One reason for this is that whites control almost all the bigger farms:

Less than one percent of subsidies go Federal crop subsidies go to commodity crops like corn, cotton and rice, which require large farms, and most large farms in the U.S. are white-owned. …. USDA spokespeople maintain that disparities in subsidies payments are not a matter of race, but simply of “large farms and small farms.”

They, like many other whites, cannot see structures and systems of oppression. However, fairies did not generate a system where whites control most of the farm land. This took centuries of extreme racial segregation and discrimination:

Yet a history of systemic racism in the U.S. (including at the USDA) means that farmers of color disproportionately own small farms where they raise livestock or grow fruits and vegetables—crops that are ineligible for USDA crop subsidies. USDA crop payments are based not only on type of crop but also on historical acreage and per-acre yields. Given the long and documented history of discriminatory lending practices and foreclosures against farmers of color by the USDA, Black farmers today have fewer land holdings to make them eligible for the subsidies.

Significantly, there have been major efforts by farmers of color (not whites) in recent years to end the discrimination against farmers of color, and to get compensation for the large-scale past discrimination. For example, to stop the discrimination against African American farmers in government farm lending and benefit programs, thousands of black farmers brought a class action suit against the U.S. Department of Agriculture in 1997. Federal government denial of legal redress to the aggrieved black farmers who were protesting discrimination in Farm Service Agency (FSA) programs led to this lawsuit. Black farmers gave evidence about widespread discrimination in many aspects of the process of getting FSA loans and benefits. This discrimination took the form of FSA officials misinforming black farmers that there were no loan applications or benefits available in particular local FSA offices. (For references, see chapter six in White Racism: The Basics)

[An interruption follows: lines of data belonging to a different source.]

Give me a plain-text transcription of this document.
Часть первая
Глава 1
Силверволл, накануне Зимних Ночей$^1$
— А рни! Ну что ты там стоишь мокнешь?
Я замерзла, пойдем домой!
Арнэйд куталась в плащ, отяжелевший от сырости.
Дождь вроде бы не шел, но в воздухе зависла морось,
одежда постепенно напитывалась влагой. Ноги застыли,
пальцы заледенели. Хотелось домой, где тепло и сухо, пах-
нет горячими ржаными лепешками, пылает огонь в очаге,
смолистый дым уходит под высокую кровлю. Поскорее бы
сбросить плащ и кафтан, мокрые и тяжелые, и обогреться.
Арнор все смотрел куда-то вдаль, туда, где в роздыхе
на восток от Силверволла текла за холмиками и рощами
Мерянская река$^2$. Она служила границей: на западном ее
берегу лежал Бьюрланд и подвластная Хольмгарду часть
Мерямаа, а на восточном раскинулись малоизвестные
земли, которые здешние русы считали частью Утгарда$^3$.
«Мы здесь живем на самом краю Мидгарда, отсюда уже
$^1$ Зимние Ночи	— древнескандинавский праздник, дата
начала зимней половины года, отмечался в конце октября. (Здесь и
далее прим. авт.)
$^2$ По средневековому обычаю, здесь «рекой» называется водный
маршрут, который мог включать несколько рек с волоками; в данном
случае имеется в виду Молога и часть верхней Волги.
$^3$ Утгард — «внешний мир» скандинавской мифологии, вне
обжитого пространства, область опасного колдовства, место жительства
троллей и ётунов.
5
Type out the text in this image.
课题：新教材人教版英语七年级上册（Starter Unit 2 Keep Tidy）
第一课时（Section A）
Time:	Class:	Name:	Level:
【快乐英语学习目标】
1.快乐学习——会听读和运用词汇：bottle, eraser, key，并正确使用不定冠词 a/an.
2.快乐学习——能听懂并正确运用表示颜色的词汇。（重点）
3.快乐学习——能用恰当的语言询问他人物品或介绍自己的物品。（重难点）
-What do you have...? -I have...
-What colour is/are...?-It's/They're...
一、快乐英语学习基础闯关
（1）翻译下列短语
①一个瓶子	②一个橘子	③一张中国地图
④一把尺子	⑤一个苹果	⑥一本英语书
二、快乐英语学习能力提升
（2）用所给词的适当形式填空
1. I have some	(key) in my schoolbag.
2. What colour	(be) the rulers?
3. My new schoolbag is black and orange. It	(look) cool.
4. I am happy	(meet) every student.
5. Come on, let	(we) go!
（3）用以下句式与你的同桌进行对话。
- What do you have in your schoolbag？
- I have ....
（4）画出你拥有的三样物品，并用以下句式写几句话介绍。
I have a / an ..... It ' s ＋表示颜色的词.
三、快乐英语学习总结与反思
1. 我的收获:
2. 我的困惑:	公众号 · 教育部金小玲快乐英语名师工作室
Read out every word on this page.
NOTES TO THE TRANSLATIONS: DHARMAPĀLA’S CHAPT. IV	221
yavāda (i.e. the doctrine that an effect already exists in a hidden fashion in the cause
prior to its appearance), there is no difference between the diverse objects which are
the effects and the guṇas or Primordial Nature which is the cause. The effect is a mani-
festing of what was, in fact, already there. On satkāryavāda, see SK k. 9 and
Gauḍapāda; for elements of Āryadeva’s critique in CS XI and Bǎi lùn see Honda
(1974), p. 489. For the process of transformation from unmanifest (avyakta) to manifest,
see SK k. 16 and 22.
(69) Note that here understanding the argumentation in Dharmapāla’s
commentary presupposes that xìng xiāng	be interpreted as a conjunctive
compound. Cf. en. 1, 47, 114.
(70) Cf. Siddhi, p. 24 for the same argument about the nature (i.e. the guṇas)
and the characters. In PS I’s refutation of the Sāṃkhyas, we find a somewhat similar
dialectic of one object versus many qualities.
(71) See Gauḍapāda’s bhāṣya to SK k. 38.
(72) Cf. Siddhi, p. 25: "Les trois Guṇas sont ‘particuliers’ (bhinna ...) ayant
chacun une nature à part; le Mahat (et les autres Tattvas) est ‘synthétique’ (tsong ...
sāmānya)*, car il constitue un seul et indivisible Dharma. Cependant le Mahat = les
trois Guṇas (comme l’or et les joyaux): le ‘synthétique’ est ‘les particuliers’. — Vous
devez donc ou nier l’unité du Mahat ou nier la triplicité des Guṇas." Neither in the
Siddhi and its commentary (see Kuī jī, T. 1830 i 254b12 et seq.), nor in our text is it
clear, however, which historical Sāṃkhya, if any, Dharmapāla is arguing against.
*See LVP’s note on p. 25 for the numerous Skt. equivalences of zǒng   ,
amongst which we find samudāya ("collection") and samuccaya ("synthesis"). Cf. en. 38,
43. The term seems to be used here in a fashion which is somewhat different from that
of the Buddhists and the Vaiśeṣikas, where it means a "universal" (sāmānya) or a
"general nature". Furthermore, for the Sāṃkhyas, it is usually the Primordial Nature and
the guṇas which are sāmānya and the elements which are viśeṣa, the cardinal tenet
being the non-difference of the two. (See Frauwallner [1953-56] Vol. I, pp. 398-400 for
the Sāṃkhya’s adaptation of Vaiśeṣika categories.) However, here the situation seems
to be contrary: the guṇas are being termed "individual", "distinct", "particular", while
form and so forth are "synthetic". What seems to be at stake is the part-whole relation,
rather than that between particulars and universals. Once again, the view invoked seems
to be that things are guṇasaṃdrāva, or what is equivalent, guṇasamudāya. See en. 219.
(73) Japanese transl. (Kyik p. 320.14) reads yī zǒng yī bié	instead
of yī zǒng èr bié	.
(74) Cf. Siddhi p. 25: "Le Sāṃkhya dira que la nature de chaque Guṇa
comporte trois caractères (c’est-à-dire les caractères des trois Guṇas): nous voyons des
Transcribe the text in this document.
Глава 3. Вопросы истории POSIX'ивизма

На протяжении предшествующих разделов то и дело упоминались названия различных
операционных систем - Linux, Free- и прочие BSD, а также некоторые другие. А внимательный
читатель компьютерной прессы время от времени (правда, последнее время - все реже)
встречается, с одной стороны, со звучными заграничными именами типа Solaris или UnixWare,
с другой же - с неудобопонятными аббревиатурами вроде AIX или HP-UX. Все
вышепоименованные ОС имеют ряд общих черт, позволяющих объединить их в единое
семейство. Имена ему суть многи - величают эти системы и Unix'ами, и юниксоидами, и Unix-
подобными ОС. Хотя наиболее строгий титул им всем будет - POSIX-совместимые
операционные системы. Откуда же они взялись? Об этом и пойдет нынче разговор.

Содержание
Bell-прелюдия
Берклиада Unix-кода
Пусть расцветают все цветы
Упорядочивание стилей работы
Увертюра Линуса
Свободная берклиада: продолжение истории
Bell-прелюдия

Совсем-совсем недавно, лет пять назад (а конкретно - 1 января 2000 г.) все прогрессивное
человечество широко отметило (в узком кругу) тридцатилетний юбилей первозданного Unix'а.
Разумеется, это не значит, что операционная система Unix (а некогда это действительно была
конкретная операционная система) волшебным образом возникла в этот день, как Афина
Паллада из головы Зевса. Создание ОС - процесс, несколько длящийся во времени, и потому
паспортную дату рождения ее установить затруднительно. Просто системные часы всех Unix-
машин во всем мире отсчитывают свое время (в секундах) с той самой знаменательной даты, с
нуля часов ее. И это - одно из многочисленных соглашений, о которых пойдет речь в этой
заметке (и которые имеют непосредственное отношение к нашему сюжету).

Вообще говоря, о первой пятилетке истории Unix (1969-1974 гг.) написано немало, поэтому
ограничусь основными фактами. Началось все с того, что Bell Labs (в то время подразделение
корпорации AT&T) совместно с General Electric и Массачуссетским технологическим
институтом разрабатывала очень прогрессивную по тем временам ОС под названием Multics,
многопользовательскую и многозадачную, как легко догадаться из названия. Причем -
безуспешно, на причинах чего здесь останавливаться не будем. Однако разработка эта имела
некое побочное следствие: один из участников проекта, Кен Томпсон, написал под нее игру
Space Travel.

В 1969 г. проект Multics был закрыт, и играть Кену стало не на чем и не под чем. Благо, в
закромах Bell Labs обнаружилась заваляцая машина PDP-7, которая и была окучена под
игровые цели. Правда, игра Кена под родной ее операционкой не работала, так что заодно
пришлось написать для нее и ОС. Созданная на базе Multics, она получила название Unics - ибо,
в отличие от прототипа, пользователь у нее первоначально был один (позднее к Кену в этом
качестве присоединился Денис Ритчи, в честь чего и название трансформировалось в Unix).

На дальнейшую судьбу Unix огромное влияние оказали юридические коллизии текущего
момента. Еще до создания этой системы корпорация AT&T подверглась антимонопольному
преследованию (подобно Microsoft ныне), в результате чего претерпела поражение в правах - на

Eventually, the black farmers had their day in court and won a major settlement, approved by a U.S. District Court. The black farmers involved could choose among three options: reject the settlement, get $50,000 if they could show injury, or petition for more in binding arbitration. However, for many the compensation offered was quite insufficient as a response to years of racial discrimination–for many had lost homes, equipment, and land, some of which had been in the family for generations.

Today, the situation of African American farmers (and other farmers of color) is particularly bleak. Over the last 80 years, denial of fair access to capital (bank loans) and many product markets, often because of racial discrimination, has gradually reduced the number of black farmers by more than 97 percent—from 890,000 in 1910 to fewer than 29,145 in 2002. (For details, see chapter 2 here)

According to Hoffman, one sad part of this is that now small farming is coming back in as an ideal that allows for more sustainable agriculture:

Although farmers of color have much to offer in a world that increasingly sees small-scale, biodiverse farming as essential to food security and environmental sustainability, they are locked out of major USDA funding streams.

And recent farm bills in Congress keep this extreme “post- post-racial” inequality going along much like is has for centuries.